Abasourdi et émerveillé, le jeune homme demanda : « Comment se peut-il
qu'une perdrix sache parler ?
Ne te fie pas à mon apparence !
répondit le gentil oiseau. En réalité, je suis la princesse
Clair-de-Lune. Mon père règne sur le Pays des Sept Rivières. C'est ma
marâtre qui m'a transformée en perdrix, car mon père a eu le malheur de
faire l'éloge de ma beauté devant elle. Pour se débarrasser de moi,
elle m'a condamnée à l'apparence que tu vois là.
Mais c'est incroyable ! s'étonna le jeune homme.
Oh, oui ! Voilà sept ans que j'arpente les forêts, je traverse contrée
après contrée, goûtant à la vie libre et douce des perdrix. » Les yeux
ébahis, le jeune homme écouta le récit surprenant de l'oiseau puis
demanda : « Si tout ce que tu dis est vrai, peux-tu m'aider à enlever
les grilles qui m'emprisonnent ? » Sans hésiter, la perdrix répondit :
« Je le peux sûrement. Tiens ce bâton ! Ce soir, quand l'ogresse se
jettera sur son repas avec son empressement coutumier, elle ne te verra
pas le glisser dans le feu. Enfonce alors le bâton enflammé dans la
tête du monstre, car c'est là que réside son âme. Il sera tué sur le
coup. Quant à tes grilles, je n'ai pas la force de les ouvrir, hélas !

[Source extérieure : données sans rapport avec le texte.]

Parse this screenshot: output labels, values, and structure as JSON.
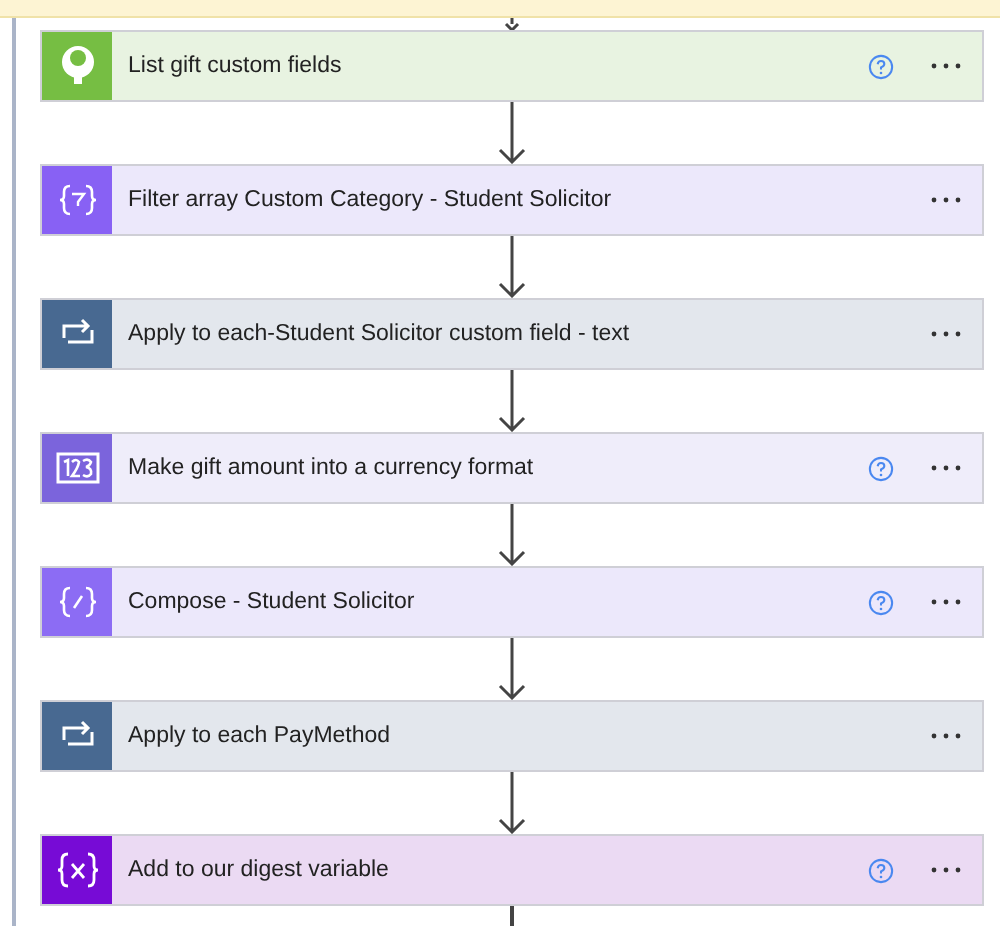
{
  "banner": {
    "kind": "notice"
  },
  "steps": [
    {
      "title": "List gift custom fields",
      "kind": "connector",
      "help": true
    },
    {
      "title": "Filter array Custom Category - Student Solicitor",
      "kind": "filter",
      "help": false
    },
    {
      "title": "Apply to each-Student Solicitor custom field - text",
      "kind": "loop",
      "help": false
    },
    {
      "title": "Make gift amount into a currency format",
      "kind": "number",
      "help": true
    },
    {
      "title": "Compose - Student Solicitor",
      "kind": "compose",
      "help": true
    },
    {
      "title": "Apply to each PayMethod",
      "kind": "loop",
      "help": false
    },
    {
      "title": "Add to our digest variable",
      "kind": "variable",
      "help": true
    }
  ]
}
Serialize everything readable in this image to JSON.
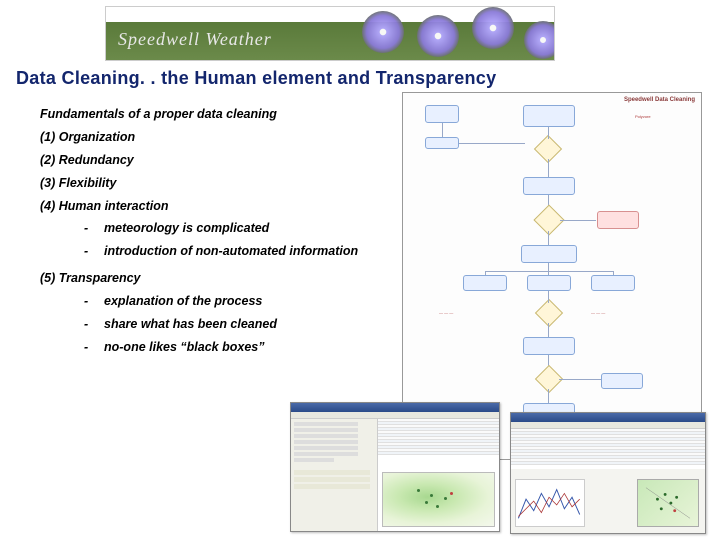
{
  "logo": {
    "brand": "Speedwell Weather"
  },
  "title": "Data Cleaning. . the Human element and Transparency",
  "heading": "Fundamentals of a proper data cleaning",
  "points": {
    "p1": "(1) Organization",
    "p2": "(2) Redundancy",
    "p3": "(3) Flexibility",
    "p4": "(4) Human interaction",
    "p4_b1": "meteorology is complicated",
    "p4_b2": "introduction of non-automated information",
    "p5": "(5) Transparency",
    "p5_b1": "explanation of the process",
    "p5_b2": "share what has been cleaned",
    "p5_b3": "no-one likes “black boxes”"
  },
  "flowchart": {
    "diagram_title": "Speedwell Data Cleaning",
    "note_label": "Polyvore"
  },
  "screenshots": {
    "app1_hint": "data cleaning map tool",
    "app2_hint": "time series audit tool"
  }
}
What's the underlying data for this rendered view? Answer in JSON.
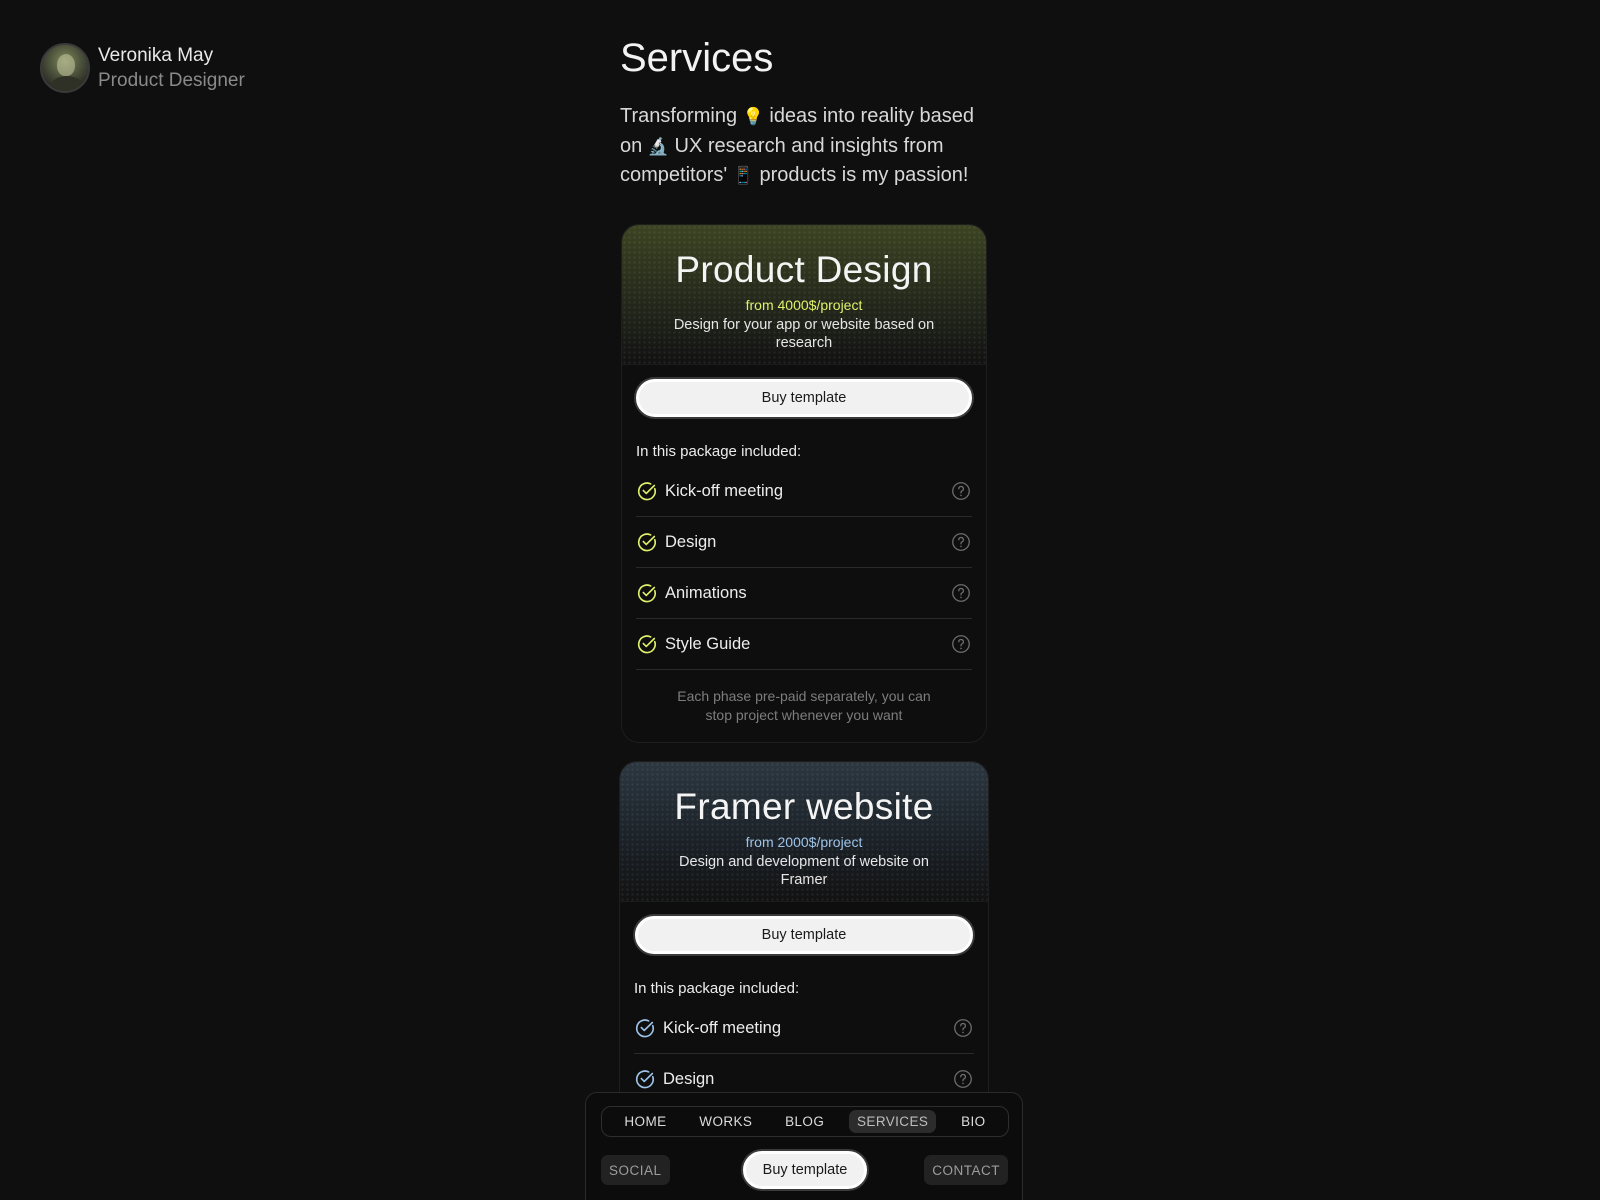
{
  "profile": {
    "name": "Veronika May",
    "role": "Product Designer"
  },
  "page": {
    "title": "Services",
    "intro": {
      "part1": "Transforming ",
      "emoji1": "💡",
      "part2": " ideas into reality based on ",
      "emoji2": "🔬",
      "part3": " UX research and insights from competitors' ",
      "emoji3": "📱",
      "part4": " products is my passion!"
    }
  },
  "cards": [
    {
      "title": "Product Design",
      "price": "from 4000$/project",
      "description": "Design for your app or website based on research",
      "button": "Buy template",
      "included_title": "In this package included:",
      "features": [
        "Kick-off meeting",
        "Design",
        "Animations",
        "Style Guide"
      ],
      "note": "Each phase pre-paid separately, you can stop project whenever you want",
      "accent": "#dff06a"
    },
    {
      "title": "Framer website",
      "price": "from 2000$/project",
      "description": "Design and development of website on Framer",
      "button": "Buy template",
      "included_title": "In this package included:",
      "features": [
        "Kick-off meeting",
        "Design"
      ],
      "accent": "#9ec3e8"
    }
  ],
  "bottom_nav": {
    "tabs": [
      "HOME",
      "WORKS",
      "BLOG",
      "SERVICES",
      "BIO"
    ],
    "active_tab": "SERVICES",
    "social": "SOCIAL",
    "buy": "Buy template",
    "contact": "CONTACT"
  }
}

C'est déjà bien généreux de ta part de m'avoir donné cette idée. Le
reste, je m'en charge ! » interrompit le jeune homme, stimulé à l'idée
de pouvoir enfin se libérer du joug infernal du monstre. Vint
la nuit. L'ogresse rentra, tenant dans ses bras poilus la carcasse d'un
âne et le cadavre d'un tigre. Fidèle à son habitude, elle alluma le feu
pour se réchauffer et s'installa pour dévorer goulûment sa prise. Le
jeune homme profita de l'inattention du monstre pour enflammer le bâton
que lui avait donné la perdrix et brusquement, de sa cage, il le lança
en direction de la tête de l'ogresse qui mourut sur le coup. Cependant,
le jeune homme ne put s'échapper, car les clés étaient accrochées au
cou de Tériel, et le cadavre de l'horrible monstre était tombé hors de
sa portée. Il ne lui restait alors qu'un seul espoir : celui de voir la
perdrix réapparaître et l'aider à sortir. Il
attendit le charmant oiseau un jour, puis deux, puis trois, mais il ne
réapparut qu'au bout d'une semaine. Le jeune homme, épuisé par la faim
et la soif, commençait à désespérer quand, enfin, l'oiseau surgit dans
la cour. Dès qu'il le vit, le jeune homme reprit courage et le supplia
: « Généreuse perdrix, pourrais-tu me rendre un immense service : j'ai
besoin d'ouvrir cette cage et les clés sont pendues au cou de
l'ogresse. Veux-tu essayer de les décrocher pour moi ?
Bien sûr !
répondit l'oiseau, qui s'exécuta sur le champ. » Le jeune homme put
enfin se libérer. Il se jeta sur la nourriture et l'eau, sautillant de
joie en respirant l'air agréable de la liberté. Puis, il prit la
perdrix entre ses mains et la remercia chaleureusement : « Je te dois
la vie, noble petit oiseau ! Le ciel t'a envoyé à moi et tu as eu pitié
de ma misérable condition. Je ne saurais jamais te montrer toute ma
gratitude.
Ce n'est rien voyons ! remarqua l'oiseau, tu aurais
agi de la sorte si tu avais été à ma place » Le jeune homme observa
l'oiseau et se sentit soudain très proche de lui, comme s'il l'avait
toujours connu, comme s'il avait grandi avec lui. Il lui demanda : « Y
a-t-il quelque chose que je puisse faire pour toi ?
Hélas ! Tu ne
peux rien pour moi, répondit l'oiseau d'une voix morne et languissante.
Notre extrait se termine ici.